Joint 60th Annual Northeastern/59th Annual North-Central Section Meeting - 2025

Paper No. 1-6
Presentation Time: 9:45 AM

IS EASTERN LAKE ERIE A FAMENNIAN NON-DEPOSITIONAL FEATURE?


VAUGHAN, Raymond C., 534 Delaware Avenue, Buffalo, NY 14202

The Great Lakes of North America occupy bedrock depressions that are thought to have formed by glacial action. Lake Ontario, for example, occupies such a bowl. Several of its glacially removed beds are viewed as northward extensions of beds truncated at the Niagara Escarpment, particularly where that cuesta runs west from Rochester, NY, to Hamilton, ON, Canada. The eastern end of Lake Erie tells a different story. Its last chapters are glacial, but the stratigraphic evidence indicates an absence or near-absence of Catskill Delta deposition during the early Famennian.
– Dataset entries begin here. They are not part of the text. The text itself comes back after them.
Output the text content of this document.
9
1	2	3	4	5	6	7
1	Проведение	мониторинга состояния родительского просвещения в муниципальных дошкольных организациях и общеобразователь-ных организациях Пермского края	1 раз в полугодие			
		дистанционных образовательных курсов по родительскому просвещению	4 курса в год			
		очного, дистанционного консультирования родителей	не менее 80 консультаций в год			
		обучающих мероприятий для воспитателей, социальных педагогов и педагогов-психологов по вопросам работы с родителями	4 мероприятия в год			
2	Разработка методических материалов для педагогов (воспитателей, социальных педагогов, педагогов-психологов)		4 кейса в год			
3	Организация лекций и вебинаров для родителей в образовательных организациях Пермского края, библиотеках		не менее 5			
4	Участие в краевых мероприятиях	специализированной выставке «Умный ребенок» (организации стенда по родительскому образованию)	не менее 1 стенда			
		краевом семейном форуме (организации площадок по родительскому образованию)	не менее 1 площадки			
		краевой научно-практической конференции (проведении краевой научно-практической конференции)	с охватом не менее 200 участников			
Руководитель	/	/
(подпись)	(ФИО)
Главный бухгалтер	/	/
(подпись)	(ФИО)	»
The primary evidence is the northwest thinning of the Canadaway Group interval from the base of the Dunkirk Formation to the base of the Laona Formation in southwestern New York State. Well log and outcrop data show this shale-dominated interval thinning to the northwest—i.e., toward the lake—at about 7 m/km. Subintervals within this interval exhibit commensurable thinning in a similar direction. Such thinning is evident at locations inland from the lake where the entire interval remains intact and ranges up to 300 m thick. Thinning of the interval and its subintervals can be projected northwestward to the lake plain where the interval is partly missing and to the footprint of the lake where the projected interval and subintervals pinch out. Does this provide evidence of depositional absence? Or absence of depositional evidence? Complete certainty is not possible; however, as a matter of geometry, multi-layered beds that thin northwestward toward a common pinchout zone are readily explained by northwest-thinning deposition, not by erosional truncation.

Prior work shows analogous northwest thinning along the Lake Erie shore in Pennsylvania and northeast Ohio. This merits additional attention, as do recent work on the Canadian side of the lake, assessment of possible correlation with the Algonquin Arch, and local work on depositional facies, geochemical fingerprinting, radiometric dating, fossil evidence, etc. Pending such additional work, the evidence favors an interpretation that the eastern end of Lake Erie occupies a bedrock low hundreds of millions of years old, subsequently deepened by glacial action but originally a Famennian non-depositional or minimally depositional feature.